Cardiology and Vascular Biology

All paediatriac surgical and cardiac catheterisation cases for the island of Ireland are now performed at the Children’s Heart Centre at CHI at Crumlin with the development of an all island congenital heart disease service. New techniques and technologies have ensured improved survival rates for children with complex cardiac conditions, and research in this field continues to push the boundaries to ensure that these children survive and thrive. One in 100 children in Ireland has a structural defect of the heart. The team at CHI at Crumlin, with their academic partners both in Ireland and abroad, engage in cutting edge research. Projects range from 3D printing models of specific babies’ hearts that allow surgeons to plan their surgery, to growing beating cardiomyocytes in a petri dish, to studying family groups where sudden cardiac death has occurred. New studies on heart stents that can biodegrade, or ‘grow’ with the child are some of the exciting research areas in paediatric cardiology taking place through NCRC funding supports.

The related field of Vascular Biology examines haemostasis, thrombosis, platelet biology, vascular inflammation and blood vessel development.
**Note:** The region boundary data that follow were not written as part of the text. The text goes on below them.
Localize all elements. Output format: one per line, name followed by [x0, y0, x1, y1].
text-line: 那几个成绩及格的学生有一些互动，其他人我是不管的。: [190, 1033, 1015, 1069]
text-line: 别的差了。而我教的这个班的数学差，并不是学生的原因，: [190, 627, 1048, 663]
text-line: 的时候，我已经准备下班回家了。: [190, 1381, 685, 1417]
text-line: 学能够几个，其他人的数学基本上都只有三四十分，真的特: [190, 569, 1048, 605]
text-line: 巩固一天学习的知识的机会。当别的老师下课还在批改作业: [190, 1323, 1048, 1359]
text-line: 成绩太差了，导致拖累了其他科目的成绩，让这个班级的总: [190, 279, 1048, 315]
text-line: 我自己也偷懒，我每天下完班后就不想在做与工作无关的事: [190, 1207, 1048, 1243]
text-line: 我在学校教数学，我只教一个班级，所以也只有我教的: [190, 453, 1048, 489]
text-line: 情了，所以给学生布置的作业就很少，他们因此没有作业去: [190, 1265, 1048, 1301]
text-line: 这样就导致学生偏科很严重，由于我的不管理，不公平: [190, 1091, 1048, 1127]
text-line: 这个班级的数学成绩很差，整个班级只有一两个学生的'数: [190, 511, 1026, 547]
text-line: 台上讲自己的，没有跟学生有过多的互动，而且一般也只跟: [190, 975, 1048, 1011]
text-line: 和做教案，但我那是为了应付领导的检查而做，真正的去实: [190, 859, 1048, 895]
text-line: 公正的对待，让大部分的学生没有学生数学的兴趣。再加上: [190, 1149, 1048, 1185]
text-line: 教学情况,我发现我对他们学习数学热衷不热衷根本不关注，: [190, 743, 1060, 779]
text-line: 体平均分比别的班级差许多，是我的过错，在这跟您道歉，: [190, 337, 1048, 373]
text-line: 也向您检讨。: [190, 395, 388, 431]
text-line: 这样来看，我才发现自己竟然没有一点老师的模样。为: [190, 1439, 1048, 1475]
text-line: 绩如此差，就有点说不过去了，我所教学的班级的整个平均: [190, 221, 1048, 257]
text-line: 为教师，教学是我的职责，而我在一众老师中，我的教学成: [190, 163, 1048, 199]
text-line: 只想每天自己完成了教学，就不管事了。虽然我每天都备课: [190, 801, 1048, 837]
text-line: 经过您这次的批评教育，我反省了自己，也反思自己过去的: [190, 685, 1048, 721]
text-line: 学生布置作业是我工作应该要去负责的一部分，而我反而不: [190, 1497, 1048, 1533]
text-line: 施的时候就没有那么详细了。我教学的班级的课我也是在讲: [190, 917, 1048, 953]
The Irish Centre for Vascular Biology at RCSI was recently launched, and, as many diseases of childhood have a vascular disease dimension to them, NCRC has included Vascular Biology in its priority areas to support new research groups in this area. Recently funding in the field of Vascular Biology has been awarded to examine the microvasculature in the intestine in children with Inflammatory Bowel Disease, and, through the NCRC Malaria Research Consortium, a study examining clotting mechanisms in cerebral malaria. This complication of malaria is associated with a high mortality rate, and globally, children under 5 represent 70% of dealths annualy from malaria.